Segundo a norma do CFM, após cinco anos, os embriões criopreservados podem ser doados para outros pacientes; doados para pesquisas; ou descartados.Se for da vontade do paciente, esses embriões também podem continuar congelados desde que os pacientes expressem essa vontade e assumam as responsabilidades por essa decisão.
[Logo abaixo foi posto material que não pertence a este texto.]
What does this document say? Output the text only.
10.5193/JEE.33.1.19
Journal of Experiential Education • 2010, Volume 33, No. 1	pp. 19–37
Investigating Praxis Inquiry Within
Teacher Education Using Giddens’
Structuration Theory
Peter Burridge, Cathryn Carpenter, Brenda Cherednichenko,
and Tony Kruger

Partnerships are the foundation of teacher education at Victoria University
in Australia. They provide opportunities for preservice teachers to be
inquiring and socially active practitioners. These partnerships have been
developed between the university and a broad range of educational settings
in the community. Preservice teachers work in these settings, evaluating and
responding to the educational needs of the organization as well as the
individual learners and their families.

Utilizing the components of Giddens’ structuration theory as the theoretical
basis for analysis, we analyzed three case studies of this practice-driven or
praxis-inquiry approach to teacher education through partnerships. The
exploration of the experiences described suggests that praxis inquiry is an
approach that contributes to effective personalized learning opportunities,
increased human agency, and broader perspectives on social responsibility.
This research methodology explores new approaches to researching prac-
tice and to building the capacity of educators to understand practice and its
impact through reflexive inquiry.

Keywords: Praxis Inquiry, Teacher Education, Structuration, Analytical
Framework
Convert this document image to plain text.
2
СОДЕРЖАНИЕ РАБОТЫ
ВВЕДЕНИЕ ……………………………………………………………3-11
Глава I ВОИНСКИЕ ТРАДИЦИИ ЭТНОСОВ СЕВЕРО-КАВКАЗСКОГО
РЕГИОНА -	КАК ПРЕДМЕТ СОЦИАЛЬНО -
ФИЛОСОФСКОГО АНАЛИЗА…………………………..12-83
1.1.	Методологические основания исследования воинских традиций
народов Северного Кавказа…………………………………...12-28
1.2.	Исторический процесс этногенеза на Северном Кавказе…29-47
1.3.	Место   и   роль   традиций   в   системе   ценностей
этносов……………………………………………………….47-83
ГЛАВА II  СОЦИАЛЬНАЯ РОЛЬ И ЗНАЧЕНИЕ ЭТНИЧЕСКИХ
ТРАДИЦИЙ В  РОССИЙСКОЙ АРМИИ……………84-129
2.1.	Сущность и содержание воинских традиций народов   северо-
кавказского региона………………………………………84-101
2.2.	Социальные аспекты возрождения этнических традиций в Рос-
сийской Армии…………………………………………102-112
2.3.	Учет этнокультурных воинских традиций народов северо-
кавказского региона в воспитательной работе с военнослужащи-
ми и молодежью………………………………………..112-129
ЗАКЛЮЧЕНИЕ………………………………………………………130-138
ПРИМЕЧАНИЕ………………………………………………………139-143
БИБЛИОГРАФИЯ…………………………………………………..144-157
Relatório da Agência Nacional de Vigilância Sanitária (Anvisa) aponta que no Brasil 26.283 embriões foram congelados somente no ano de 2011. Para congelar esses embriões, os casais pagam uma taxa que varia entre R$ 600 e R$ 1,2 mil, e para mantê-los neste processo é preciso arcar com uma mensalidade. Entretanto cerca de 80% desse material é abandonado pelos pacientes e o banco que arca com as despesas da manutenção repondo nitrogênio e garantindo espaço físico. “A responsabilidade técnica deste material abandonado só ficará a cargo da clínica por cinco anos. Faremos uma convocação desses casais que já abandonaram os embriões e conscientizaremos os próximos pacientes das possibilidades de doação e descarte”, declarou Adelino Amaral.

Principais contribuições da Resolução CFM nº 2.013/13:
IDADE DA PACIENTE - A idade máxima das candidatas à gestação de reprodução assistida é de 50 anos.
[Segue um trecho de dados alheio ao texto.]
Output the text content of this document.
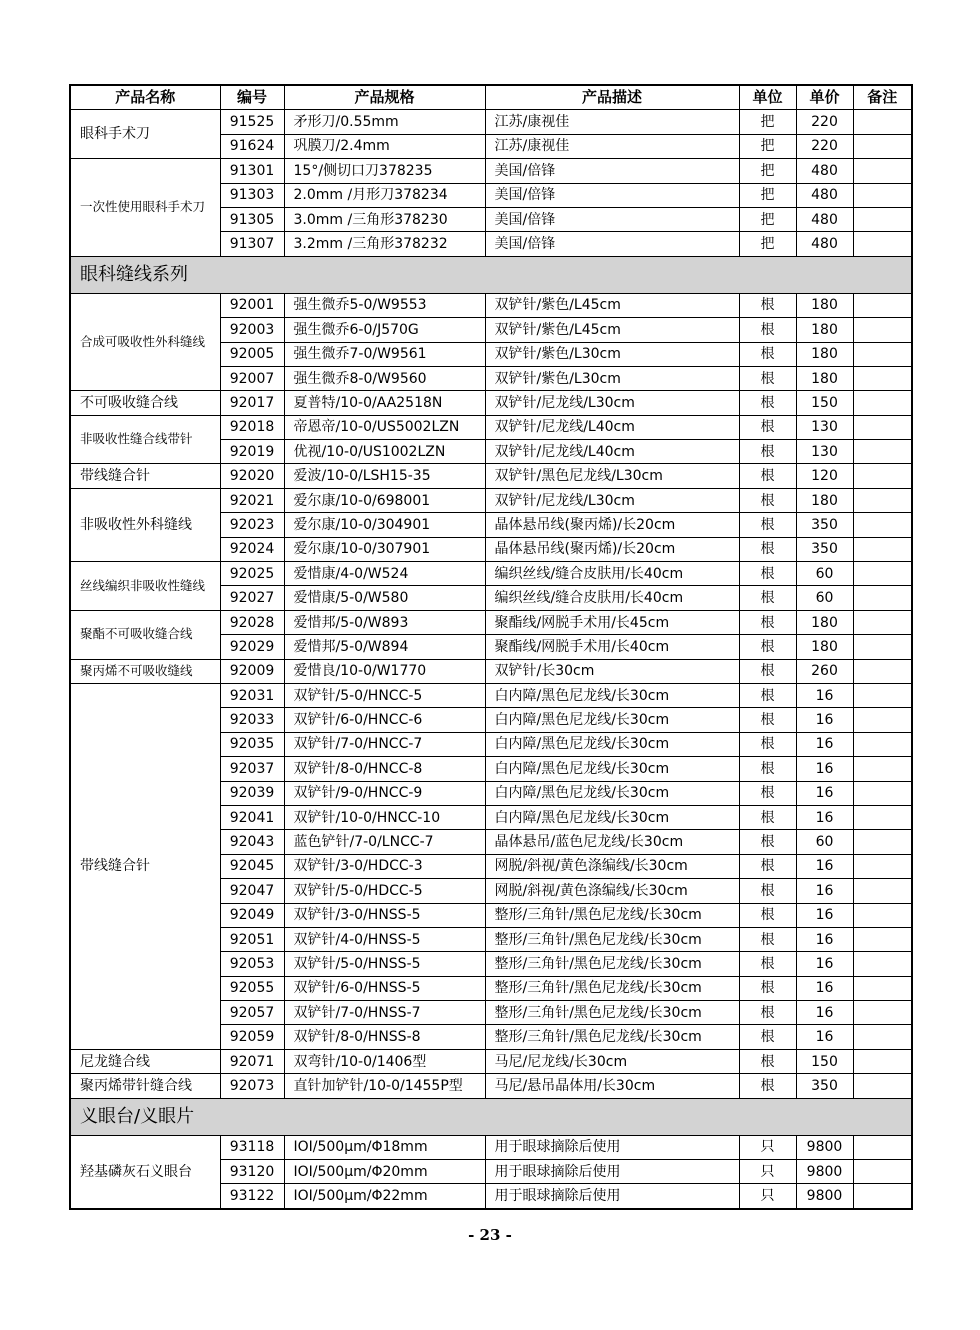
产品名称	编号	产品规格	产品描述	单位	单价	备注
眼科手术刀	91525	矛形刀/0.55mm	江苏/康视佳	把	220	
	91624	巩膜刀/2.4mm	江苏/康视佳	把	220	
一次性使用眼科手术刀	91301	15°/侧切口刀378235	美国/倍锋	把	480	
	91303	2.0mm /月形刀378234	美国/倍锋	把	480	
	91305	3.0mm /三角形378230	美国/倍锋	把	480	
	91307	3.2mm /三角形378232	美国/倍锋	把	480	
眼科缝线系列						
合成可吸收性外科缝线	92001	强生微乔5-0/W9553	双铲针/紫色/L45cm	根	180	
	92003	强生微乔6-0/J570G	双铲针/紫色/L45cm	根	180	
	92005	强生微乔7-0/W9561	双铲针/紫色/L30cm	根	180	
	92007	强生微乔8-0/W9560	双铲针/紫色/L30cm	根	180	
不可吸收缝合线	92017	夏普特/10-0/AA2518N	双铲针/尼龙线/L30cm	根	150	
非吸收性缝合线带针	92018	帝恩帝/10-0/US5002LZN	双铲针/尼龙线/L40cm	根	130	
	92019	优视/10-0/US1002LZN	双铲针/尼龙线/L40cm	根	130	
带线缝合针	92020	爱波/10-0/LSH15-35	双铲针/黑色尼龙线/L30cm	根	120	
非吸收性外科缝线	92021	爱尔康/10-0/698001	双铲针/尼龙线/L30cm	根	180	
	92023	爱尔康/10-0/304901	晶体悬吊线(聚丙烯)/长20cm	根	350	
	92024	爱尔康/10-0/307901	晶体悬吊线(聚丙烯)/长20cm	根	350	
丝线编织非吸收性缝线	92025	爱惜康/4-0/W524	编织丝线/缝合皮肤用/长40cm	根	60	
	92027	爱惜康/5-0/W580	编织丝线/缝合皮肤用/长40cm	根	60	
聚酯不可吸收缝合线	92028	爱惜邦/5-0/W893	聚酯线/网脱手术用/长45cm	根	180	
	92029	爱惜邦/5-0/W894	聚酯线/网脱手术用/长40cm	根	180	
聚丙烯不可吸收缝线	92009	爱惜良/10-0/W1770	双铲针/长30cm	根	260	
带线缝合针	92031	双铲针/5-0/HNCC-5	白内障/黑色尼龙线/长30cm	根	16	
	92033	双铲针/6-0/HNCC-6	白内障/黑色尼龙线/长30cm	根	16	
	92035	双铲针/7-0/HNCC-7	白内障/黑色尼龙线/长30cm	根	16	
	92037	双铲针/8-0/HNCC-8	白内障/黑色尼龙线/长30cm	根	16	
	92039	双铲针/9-0/HNCC-9	白内障/黑色尼龙线/长30cm	根	16	
	92041	双铲针/10-0/HNCC-10	白内障/黑色尼龙线/长30cm	根	16	
	92043	蓝色铲针/7-0/LNCC-7	晶体悬吊/蓝色尼龙线/长30cm	根	60	
	92045	双铲针/3-0/HDCC-3	网脱/斜视/黄色涤编线/长30cm	根	16	
	92047	双铲针/5-0/HDCC-5	网脱/斜视/黄色涤编线/长30cm	根	16	
	92049	双铲针/3-0/HNSS-5	整形/三角针/黑色尼龙线/长30cm	根	16	
	92051	双铲针/4-0/HNSS-5	整形/三角针/黑色尼龙线/长30cm	根	16	
	92053	双铲针/5-0/HNSS-5	整形/三角针/黑色尼龙线/长30cm	根	16	
	92055	双铲针/6-0/HNSS-5	整形/三角针/黑色尼龙线/长30cm	根	16	
	92057	双铲针/7-0/HNSS-7	整形/三角针/黑色尼龙线/长30cm	根	16	
	92059	双铲针/8-0/HNSS-8	整形/三角针/黑色尼龙线/长30cm	根	16	
尼龙缝合线	92071	双弯针/10-0/1406型	马尼/尼龙线/长30cm	根	150	
聚丙烯带针缝合线	92073	直针加铲针/10-0/1455P型	马尼/悬吊晶体用/长30cm	根	350	
义眼台/义眼片						
羟基磷灰石义眼台	93118	IOI/500μm/Φ18mm	用于眼球摘除后使用	只	9800	
	93120	IOI/500μm/Φ20mm	用于眼球摘除后使用	只	9800	
	93122	IOI/500μm/Φ22mm	用于眼球摘除后使用	只	9800	
- 23 -
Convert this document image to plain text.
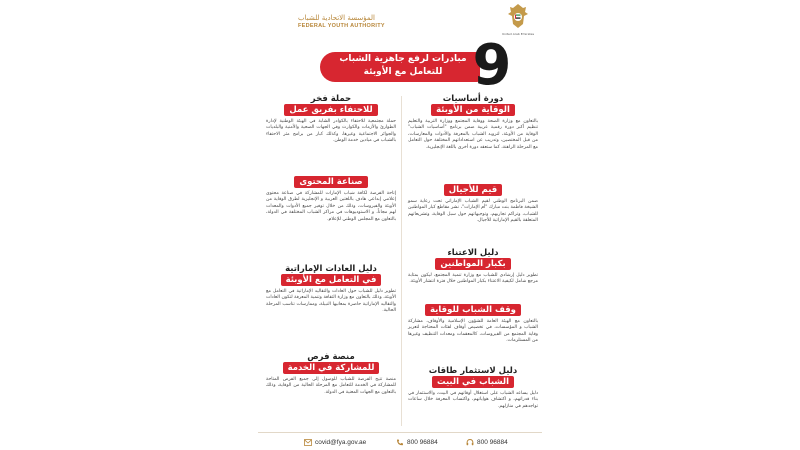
المؤسسة الاتحادية للشباب
FEDERAL YOUTH AUTHORITY
United Arab Emirates
مبادرات لرفع جاهزية الشباب
للتعامل مع الأوبئة 9
دورة أساسيات
الوقاية من الأوبئة
بالتعاون مع وزارة الصحة ووقاية المجتمع ووزارة التربية والتعليم تنظيم أكبر دورة رقمية عربية ضمن برنامج "أساسيات الشباب" الوقاية من الأوبئة، لتزويد الشباب بالمعرفة والأدوات والمعارسات، من قبل المختصين، وتدريب عن استعداداتهم المختلفة حول التعامل مع المرحلة الراهنة، كما ستعقد دورة أخرى باللغة الإنجليزية.
قيم للأجيال
ضمن البرنامج الوطني لقيم الشباب الإماراتي تحت رعاية سمو الشيخة فاطمة بنت مبارك "أم الإمارات"، نشر مقاطع كبار المواطنين للشباب، وتراكم تجاربهم، وتوجيهاتهم حول سبل الوقاية، وتشريعاتهم المتعلقة بالقيم الإماراتية للأجيال.
دليل الاعتناء
بكبار المواطنين
تطوير دليل إرشادي للشباب مع وزارة تنمية المجتمع، ليكون بمثابة مرجع شامل لكيفية الاعتناء بكبار المواطنين خلال فترة انتشار الأوبئة.
وقف الشباب للوقاية
بالتعاون مع الهيئة العامة للشؤون الإسلامية والأوقاف، مشاركة الشباب و المؤسسات، في تخصيص أوقاف لفئات المحتاجة لتعزيز وقاية المجتمع من الفيروسات، كالمعقمات ومعدات التنظيف وغيرها من المستلزمات.
دليل لاستثمار طاقات
الشباب في البيت
دليل يساعد الشباب على استغلال أوقاتهم في البيت، والاستثمار في بناء قدراتهم، و اكتشاف هواياتهم، واكتساب المعرفة خلال ساعات تواجدهم في منازلهم.
حملة فخر
للاحتفاء بفريق عمل
حملة مجتمعية للاحتفاء بالكوادر الشابة في الهيئة الوطنية لإدارة الطوارئ والأزمات والكوارث وفي الجهات الصحية والأمنية والبلديات والجوائز الاجتماعية وغيرها، وكذلك كبار من برامج مثر الاحتفاء بالشباب في ميادين خدمة الوطن.
صناعة المحتوى
إتاحة الفرصة لكافة شباب الإمارات للمشاركة في صناعة محتوى إعلامي إبداعي هادف باللغتين العربية و الإنجليزية لطرق الوقاية من الأوبئة والفيروسات، وذلك من خلال توفير جميع الأدوات والمعدات لهم مجاناً، و الاستوديوهات في مراكز الشباب المختلفة في الدولة، بالتعاون مع المجلس الوطني للإعلام.
دليل العادات الإماراتية
في التعامل مع الأوبئة
تطوير دليل للشباب حول العادات والتقاليد الإماراتية في التعامل مع الأوبئة، وذلك بالتعاون مع وزارة الثقافة وتنمية المعرفة لتكون العادات والتقاليد الإماراتية حاضرة بمعانيها النبيلة، وممارسات تناسب المرحلة الحالية.
منصة فرص
للمشاركة في الخدمة
منصة تتيح الفرصة للشباب للوصول إلى جميع الفرص المتاحة للمشاركة في الخدمة للتعامل مع المرحلة الحالية من الوقاية، وذلك بالتعاون مع الجهات المعنية في الدولة.
covid@fya.gov.ae	800 96884	800 96884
DOAÇÃO COMPARTILHADA - Libera a medida e limita a idade da doadora em 35 anos.
IDADE LIMITE PARA DOAÇÃO DE ESPERMATOZOIDES - 50 anos.
ÚTERO DE SUBSTITUIÇÃO - Ampliou-se para parentesco consanguíneo de até 4º grau.
TRANSFERÊNCIA - A nova redação também deixa mais claro quanto ao número de oócitos e embriões a serem transferidos no caso de doação: estes devem ser respeitado a idade da doadora e não da receptora.
DESCARTE - os embriões criopreservados acima de cinco anos, poderão ser descartados se esta for a vontade dos pacientes.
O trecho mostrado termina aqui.